Früheste Hinweise auf bäuerliches Leben
Bei Bauarbeiten in Norwegen entdeckt: 4.000 Jahre alte Grabkammer lässt kulturhistorisch tief blicken
Einen kulturhistorisch äußerst spannenden Fund vermelden Archäologen aus Norwegen, wo in der Gemeinde Selje eine mit Steinen ausgekleidete Grabkammer aus dem späten Neolithikum entdeckt wurde – darin die sterblichen Überreste von mindestens fünf Menschen.
Fotos 1 bis 4: Universitätsmuseum Bergen
Vor allem: Die bei Bauarbeiten zufällig gefundene Stätte könnte nach Ansicht von Forschern des Universitätsmuseums in Bergen Hinweise auf die ersten bäuerlichen Stehversuche liefern, die an der Westküste Norwegens stattgefunden haben. Das zeigt, wie groß der Fund potenziell ist.
Denn im Unterschied zu anderen Erdregionen, wo die Menschen bereits um 10.000 vor Christus zu Ackerbau und Viehzucht übergingen, war die nordische Gesellschaft noch über Jahrtausende hinweg primär von Jagd, Fischfang und einem nomadisch geprägten Lebensstil bestimmt.
Daraus resultieren zwei Bereiche, die in der norwegischen Archäologie von großem Interesse sind: Erstens die Frage, wie und warum sich die Idee der Landwirtschaft hier erst mit massivem Zeitverzug etablieren konnte. Und zweitens, wer die ersten Bauern im Norden waren.

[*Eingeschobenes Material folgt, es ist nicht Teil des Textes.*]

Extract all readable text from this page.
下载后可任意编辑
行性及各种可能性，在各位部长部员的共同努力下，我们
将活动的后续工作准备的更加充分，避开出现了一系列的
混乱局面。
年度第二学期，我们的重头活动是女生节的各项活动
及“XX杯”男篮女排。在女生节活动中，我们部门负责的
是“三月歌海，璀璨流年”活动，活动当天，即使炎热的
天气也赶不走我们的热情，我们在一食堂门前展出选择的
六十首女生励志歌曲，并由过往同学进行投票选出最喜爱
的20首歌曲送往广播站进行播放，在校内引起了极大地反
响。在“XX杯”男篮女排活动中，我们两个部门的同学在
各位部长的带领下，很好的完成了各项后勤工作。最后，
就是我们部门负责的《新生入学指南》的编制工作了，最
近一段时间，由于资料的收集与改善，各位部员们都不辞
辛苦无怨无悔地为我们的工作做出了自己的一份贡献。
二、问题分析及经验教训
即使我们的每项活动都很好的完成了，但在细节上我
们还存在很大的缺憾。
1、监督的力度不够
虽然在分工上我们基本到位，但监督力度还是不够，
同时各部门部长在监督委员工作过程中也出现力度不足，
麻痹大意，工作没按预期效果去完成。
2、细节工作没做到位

Hier kommt das neu entdeckte Grab ins Spiel, das auf die Zeit zwischen 2.140 und 2.000 vor Christus datiert wurde. Es enthielt neben den Knochen der Verstorbenen unter anderem eine Sichel, von der die Forscher annehmen, dass sie zur Getreideernte verwendet wurde. Also ein fast schlagendes Indiz für landwirtschaftliche Tätigkeit.
Highlight der Ausgrabung: die 3 Meter lange und 1,5 Meter breite Grabkammer
Seit April haben die Archäologen des Universitätsmuseums Ausgrabungen auf dem Gelände eines neuen Hotels direkt an der Nordseeküste durchgeführt. Dabei wurde als Highlight die etwa 3 Meter lange, 1,5 Meter breite und fast einen Meter hohe Grabkammer gefunden.

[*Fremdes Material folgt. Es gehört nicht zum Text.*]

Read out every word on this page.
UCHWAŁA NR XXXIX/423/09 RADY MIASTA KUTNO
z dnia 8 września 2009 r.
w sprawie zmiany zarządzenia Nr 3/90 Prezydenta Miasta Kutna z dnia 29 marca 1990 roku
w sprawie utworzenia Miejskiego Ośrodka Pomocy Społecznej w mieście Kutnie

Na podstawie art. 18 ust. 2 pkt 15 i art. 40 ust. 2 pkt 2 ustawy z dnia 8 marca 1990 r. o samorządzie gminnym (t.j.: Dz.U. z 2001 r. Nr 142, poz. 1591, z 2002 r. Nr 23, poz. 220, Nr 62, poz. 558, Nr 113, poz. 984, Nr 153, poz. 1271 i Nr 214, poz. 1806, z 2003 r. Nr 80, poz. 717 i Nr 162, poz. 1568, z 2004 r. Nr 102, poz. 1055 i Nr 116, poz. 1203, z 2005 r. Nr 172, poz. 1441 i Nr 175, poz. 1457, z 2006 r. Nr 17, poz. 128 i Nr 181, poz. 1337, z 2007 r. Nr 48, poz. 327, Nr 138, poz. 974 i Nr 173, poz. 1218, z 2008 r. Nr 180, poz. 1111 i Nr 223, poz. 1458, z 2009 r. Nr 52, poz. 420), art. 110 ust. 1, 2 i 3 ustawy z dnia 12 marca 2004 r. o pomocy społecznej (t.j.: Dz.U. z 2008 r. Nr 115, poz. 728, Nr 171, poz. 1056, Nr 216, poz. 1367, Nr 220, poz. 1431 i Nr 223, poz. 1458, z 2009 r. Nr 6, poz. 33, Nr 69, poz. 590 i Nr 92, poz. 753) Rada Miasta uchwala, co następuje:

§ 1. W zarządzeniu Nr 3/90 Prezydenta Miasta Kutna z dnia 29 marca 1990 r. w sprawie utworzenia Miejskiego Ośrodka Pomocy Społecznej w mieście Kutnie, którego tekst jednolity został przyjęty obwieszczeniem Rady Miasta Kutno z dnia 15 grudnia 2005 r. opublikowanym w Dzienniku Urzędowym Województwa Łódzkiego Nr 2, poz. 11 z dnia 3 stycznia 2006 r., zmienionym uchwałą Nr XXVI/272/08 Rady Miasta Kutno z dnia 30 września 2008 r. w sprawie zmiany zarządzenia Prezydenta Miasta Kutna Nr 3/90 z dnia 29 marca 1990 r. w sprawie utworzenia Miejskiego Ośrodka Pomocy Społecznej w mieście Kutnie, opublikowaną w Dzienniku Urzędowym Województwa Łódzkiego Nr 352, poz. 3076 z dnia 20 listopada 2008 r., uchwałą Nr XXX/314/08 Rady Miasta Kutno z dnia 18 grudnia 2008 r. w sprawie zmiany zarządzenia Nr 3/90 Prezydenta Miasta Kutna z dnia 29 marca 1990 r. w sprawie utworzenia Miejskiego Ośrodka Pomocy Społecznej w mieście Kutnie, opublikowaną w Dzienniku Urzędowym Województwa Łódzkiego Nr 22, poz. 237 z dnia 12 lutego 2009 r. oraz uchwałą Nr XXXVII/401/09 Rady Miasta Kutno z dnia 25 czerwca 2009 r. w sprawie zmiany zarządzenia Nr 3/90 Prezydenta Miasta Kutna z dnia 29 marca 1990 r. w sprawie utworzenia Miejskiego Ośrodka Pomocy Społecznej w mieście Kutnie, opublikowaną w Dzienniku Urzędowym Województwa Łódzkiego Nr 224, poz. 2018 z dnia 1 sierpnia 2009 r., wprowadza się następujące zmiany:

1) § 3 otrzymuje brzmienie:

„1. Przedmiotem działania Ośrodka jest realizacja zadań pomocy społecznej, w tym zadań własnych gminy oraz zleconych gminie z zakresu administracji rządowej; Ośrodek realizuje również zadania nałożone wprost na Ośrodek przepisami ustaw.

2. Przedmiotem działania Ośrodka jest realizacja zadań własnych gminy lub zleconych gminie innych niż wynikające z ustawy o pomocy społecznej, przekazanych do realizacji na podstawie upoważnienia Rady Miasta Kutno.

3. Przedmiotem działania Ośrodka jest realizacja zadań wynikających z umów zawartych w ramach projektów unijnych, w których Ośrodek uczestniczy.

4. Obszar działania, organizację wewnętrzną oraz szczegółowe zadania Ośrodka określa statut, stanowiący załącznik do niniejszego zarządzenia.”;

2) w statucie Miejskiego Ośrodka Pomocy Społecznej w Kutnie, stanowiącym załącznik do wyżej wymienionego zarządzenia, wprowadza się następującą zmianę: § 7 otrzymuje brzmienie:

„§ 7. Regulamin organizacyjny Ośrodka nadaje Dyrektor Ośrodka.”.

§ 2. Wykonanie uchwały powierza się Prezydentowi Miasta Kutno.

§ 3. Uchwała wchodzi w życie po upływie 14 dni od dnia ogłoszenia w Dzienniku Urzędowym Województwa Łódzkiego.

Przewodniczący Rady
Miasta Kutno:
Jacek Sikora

Darin lagen die Überreste eines älteren Mannes, einer jungen Frau und eines etwa zweijährigen Kindes. Daneben Knochenfunde zweier weiterer Personen, die wohl bewegt oder beiseite geschoben wurden, um „Platz“ für weitere Verstorbene zu machen.
„Die Grabkammer von Selje bietet uns mit ihrer Menge an Knochen eine einzigartige Gelegenheit, die ersten Gruppen von Menschen zu untersuchen, die in der Region als Bauern lebten. Es ist der erste Fund dieser Art an der Westküste Norwegens“, teilte Archäologin Yvonne Dahl gegenüber Live Science mit.

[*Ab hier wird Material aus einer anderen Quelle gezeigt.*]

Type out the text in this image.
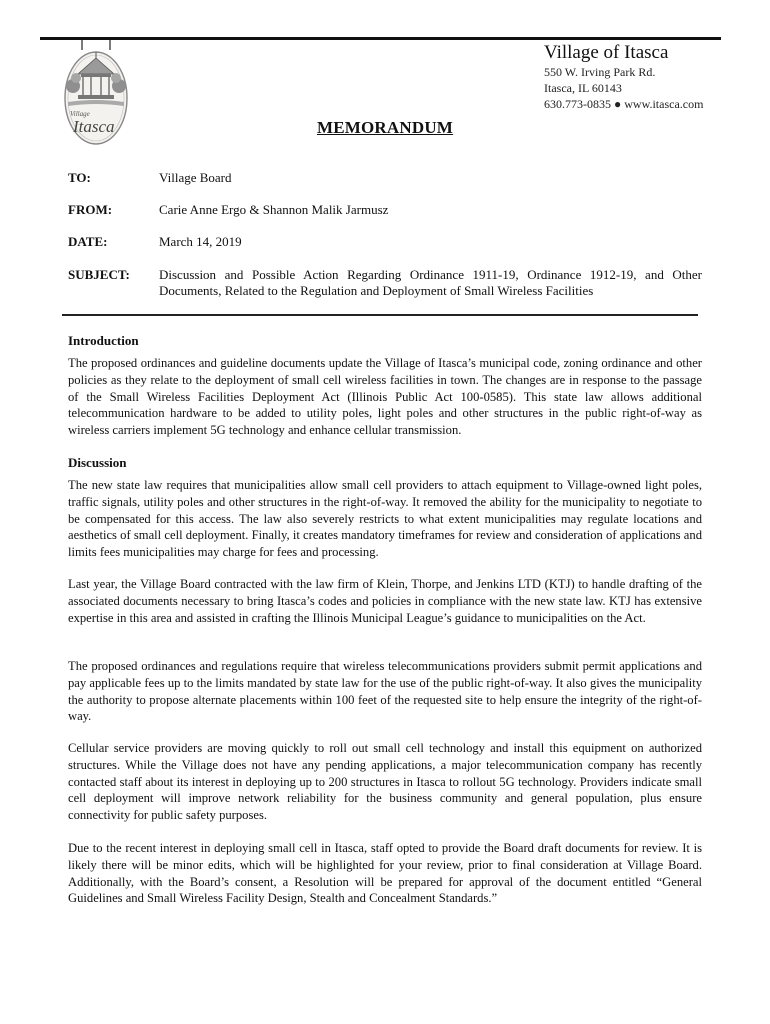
Village
Itasca
Village of Itasca
550 W. Irving Park Rd.
Itasca, IL 60143
630.773-0835 ● www.itasca.com
MEMORANDUM
TO:	Village Board
FROM:	Carie Anne Ergo & Shannon Malik Jarmusz
DATE:	March 14, 2019
SUBJECT: Discussion and Possible Action Regarding Ordinance 1911-19, Ordinance 1912-19, and Other Documents, Related to the Regulation and Deployment of Small Wireless Facilities
Introduction
The proposed ordinances and guideline documents update the Village of Itasca’s municipal code, zoning ordinance and other policies as they relate to the deployment of small cell wireless facilities in town. The changes are in response to the passage of the Small Wireless Facilities Deployment Act (Illinois Public Act 100-0585). This state law allows additional telecommunication hardware to be added to utility poles, light poles and other structures in the public right-of-way as wireless carriers implement 5G technology and enhance cellular transmission.
Discussion
The new state law requires that municipalities allow small cell providers to attach equipment to Village-owned light poles, traffic signals, utility poles and other structures in the right-of-way. It removed the ability for the municipality to negotiate to be compensated for this access. The law also severely restricts to what extent municipalities may regulate locations and aesthetics of small cell deployment. Finally, it creates mandatory timeframes for review and consideration of applications and limits fees municipalities may charge for fees and processing.
Last year, the Village Board contracted with the law firm of Klein, Thorpe, and Jenkins LTD (KTJ) to handle drafting of the associated documents necessary to bring Itasca’s codes and policies in compliance with the new state law. KTJ has extensive expertise in this area and assisted in crafting the Illinois Municipal League’s guidance to municipalities on the Act.
The proposed ordinances and regulations require that wireless telecommunications providers submit permit applications and pay applicable fees up to the limits mandated by state law for the use of the public right-of-way. It also gives the municipality the authority to propose alternate placements within 100 feet of the requested site to help ensure the integrity of the right-of-way.
Cellular service providers are moving quickly to roll out small cell technology and install this equipment on authorized structures. While the Village does not have any pending applications, a major telecommunication company has recently contacted staff about its interest in deploying up to 200 structures in Itasca to rollout 5G technology. Providers indicate small cell deployment will improve network reliability for the business community and general population, plus ensure connectivity for public safety purposes.
Due to the recent interest in deploying small cell in Itasca, staff opted to provide the Board draft documents for review. It is likely there will be minor edits, which will be highlighted for your review, prior to final consideration at Village Board. Additionally, with the Board’s consent, a Resolution will be prepared for approval of the document entitled “General Guidelines and Small Wireless Facility Design, Stealth and Concealment Standards.”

Geplante DNA-Tests an den Skeletten von Selje sollen nun Aufschluss darüber geben, ob die Verstorbenen mit landwirtschaftlichen Kenntnissen aus dem Osten Norwegens – wo wohl schon etwas früher Ackerbau betrieben wurde – nach Westen gewandert sind.
Gut möglich, dass die Begrabenen bäuerliche Vorreiter ihrer Zeit waren
Oder ob es sich um eine lokale Gruppe von Menschen handelte, die sich bewusst für ein bäuerliches Leben entschied. In jedem Fall wird die Gemeinde Selje von Forschern wie Dahl eindeutig als ein Ort angesehen, der „gesellschaftlichen Treffpunkt-Charakter“ hatte.
„In der Region muss es seit vielen tausend Jahren regen Austausch von Menschen, Ideen und Waren gegeben haben“, so Dahl weiter, was sozusagen auch den Ackerbau als Lebensentwurf betroffen haben dürfte. Womöglich waren die Begrabenen Vorreiter ihrer Zeit.
Weitere Untersuchungen werden nun nötig sein, um festzustellen, in welchem möglicherweise familiären Verhältnis die Verstorbenen zueinander standen. Der Grabfund von Selje dürfte der Archäologie in Norwegen noch viele spannende Erkenntnisse liefern.